REST and Urls

time to read 2 min | 342 words

Rob Conery has been talking about REST lately, and I think he perpetuate a common misconception. In particular, in the post I referenced, he is asking about ideas for URLs for doing things like logging in, working with productions and episodes, etc.

The problem with that is that this has very little to do with REST. Now, I’ll be the first that will tell you that discussions about architectural purity bore me, and I really like the concept of nice URLs. But nice URLs are totally different from REST.

These slides do a really good work of describing what REST is and how to work with it.

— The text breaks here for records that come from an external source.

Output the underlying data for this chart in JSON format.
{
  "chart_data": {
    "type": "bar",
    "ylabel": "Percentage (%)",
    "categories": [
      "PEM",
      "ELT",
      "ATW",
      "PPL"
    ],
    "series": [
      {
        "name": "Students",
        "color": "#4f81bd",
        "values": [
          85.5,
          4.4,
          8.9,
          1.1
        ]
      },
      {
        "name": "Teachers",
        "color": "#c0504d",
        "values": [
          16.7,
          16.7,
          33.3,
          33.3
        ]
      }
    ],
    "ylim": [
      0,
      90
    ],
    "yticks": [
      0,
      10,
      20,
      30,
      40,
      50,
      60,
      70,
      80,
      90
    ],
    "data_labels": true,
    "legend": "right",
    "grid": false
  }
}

It wasn’t until I actually was called to do a code review on an application written by Rob Eisenberg that I really got it. That application was a pretty simple UI (well, the UI logic was simple, the UI itself was pretty complex, but that was mostly because of the visualizations). The interesting thing is that most of the UI was completely driven by the response from the server.

What I mean by that is that when you loaded an entity, it would load the appropriate view, and use information like this:

<link method="DELETE" title="Cancel" rel="rels/cancelOrder" href="/orders/1234"/>
<link method="GET" title="Shipping Details" rel="rels/viewShipping" href="/orders/1234/shipping"/>

To generate much of the actual behavior on the client side.

The client was fairly stable, but modifying the server meant that you could get a lot more from the system.

Human readable and hackable urls are nice, sure. But they have very little to do with REST.